Naar Engeland gevlucht en tóch in Duitsland gestorven, dat is het verhaal van Hans van der Stok. Zijn broer Bob was een van de beroemdste Engelandvaarders. Hij vluchtte samen met de ‘Soldaat van Oranje’ Erik Hazelhoff Roelfzema naar Engeland, ging als piloot bij de Royal Air Force, werd neergeschoten boven Duitsland, ontsnapte tijdens de beroemde Great Escape uit krijgsgevangenkamp Stalag Luft III en bereikte uiteindelijk via Spanje opnieuw Engeland. Maar ook het verhaal van zijn jongere broer Hans is de moeite waard.

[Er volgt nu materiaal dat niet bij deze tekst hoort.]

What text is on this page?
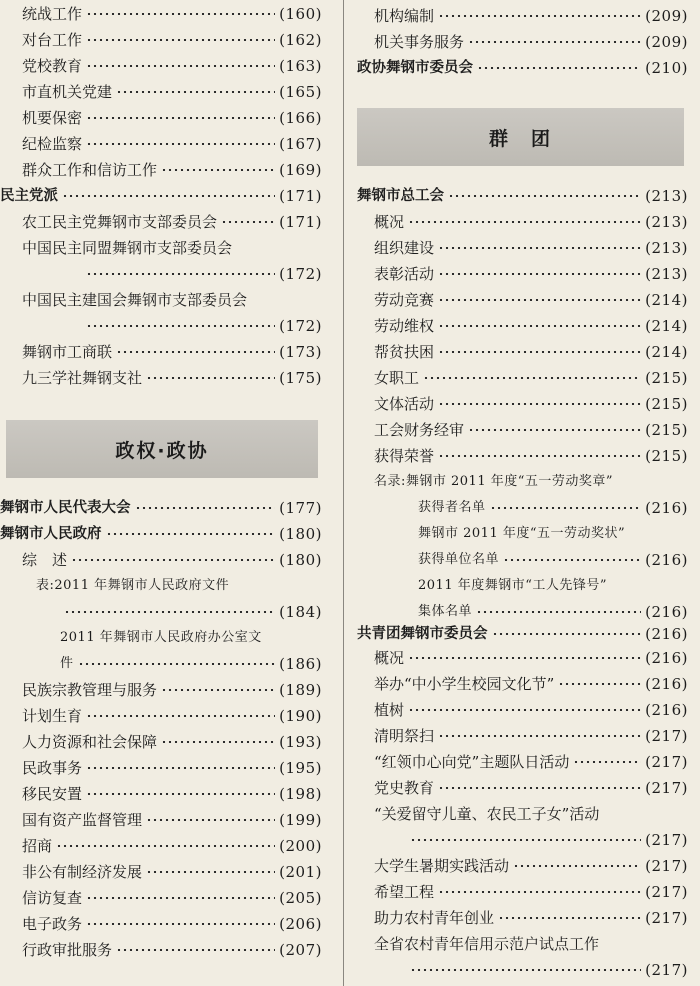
统战工作	(160)
对台工作	(162)
党校教育	(163)
市直机关党建	(165)
机要保密	(166)
纪检监察	(167)
群众工作和信访工作	(169)
民主党派	(171)
农工民主党舞钢市支部委员会	(171)
中国民主同盟舞钢市支部委员会
(172)
中国民主建国会舞钢市支部委员会
(172)
舞钢市工商联	(173)
九三学社舞钢支社	(175)
政权·政协
舞钢市人民代表大会	(177)
舞钢市人民政府	(180)
综　述	(180)
表:2011 年舞钢市人民政府文件
(184)
2011 年舞钢市人民政府办公室文
件	(186)
民族宗教管理与服务	(189)
计划生育	(190)
人力资源和社会保障	(193)
民政事务	(195)
移民安置	(198)
国有资产监督管理	(199)
招商	(200)
非公有制经济发展	(201)
信访复查	(205)
电子政务	(206)
行政审批服务	(207)
机构编制	(209)
机关事务服务	(209)
政协舞钢市委员会	(210)
群　团
舞钢市总工会	(213)
概况	(213)
组织建设	(213)
表彰活动	(213)
劳动竞赛	(214)
劳动维权	(214)
帮贫扶困	(214)
女职工	(215)
文体活动	(215)
工会财务经审	(215)
获得荣誉	(215)
名录:舞钢市 2011 年度“五一劳动奖章”
获得者名单	(216)
舞钢市 2011 年度“五一劳动奖状”
获得单位名单	(216)
2011 年度舞钢市“工人先锋号”
集体名单	(216)
共青团舞钢市委员会	(216)
概况	(216)
举办“中小学生校园文化节”	(216)
植树	(216)
清明祭扫	(217)
“红领巾心向党”主题队日活动	(217)
党史教育	(217)
“关爱留守儿童、农民工子女”活动
(217)
大学生暑期实践活动	(217)
希望工程	(217)
助力农村青年创业	(217)
全省农村青年信用示范户试点工作
(217)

Hij diende tijdens de Duitse invasie in 1940 als vaandrig bij de marine en dook twee jaar later onder, toen alle Nederlandse officieren zich van de bezetter in krijgsgevangenschap moesten begeven. Van der Stok vervalste een persoonsbewijs en kreeg hierna toestemming van de Duitsers om te werken aan boord van een koopvaardijschip. Hij meldde zich bij de verzetsgroep ‘Zwaantje’ in het noorden van het land. Het avontuur kon beginnen.

„Op 29 juni monsterde ik te Delfzijl als messroom-boy op de s.s. ‘Rijn’”, vertelde hij zijn Londense ondervragers. „Via Emden, Kielerkanaal en Stettin voeren we naar Noord-Zweden, n.l. Sandvik en vandaar naar Munksund. Daar ben ik gedeserteerd met een walpasje.”

Zweden was neutraal, maar Van der Stok nam geen risico. Hij hield zich drie dagen verborgen in de bossen, voordat hij te voet koers zette naar Skellefteå, zo’n tachtig kilometer zuidelijker. „Aldaar meldde ik me bij de politie, die mij 2 dagen hield, waarna ik op eigen gelegenheid en eigen kosten per trein vertrok naar Stockholm.”

De politie in de Zweedse hoofdstad hield Van der Stok een dag vast, voordat ze hem overdroegen aan de Nederlandse consul-generaal. „Daarna heb ik een half jaar gewerkt bij een bloemenkweker in Trelleborg. Op 22 februari 1943 arriveerde ik in Schotland per vliegtuig vanuit Zweden.”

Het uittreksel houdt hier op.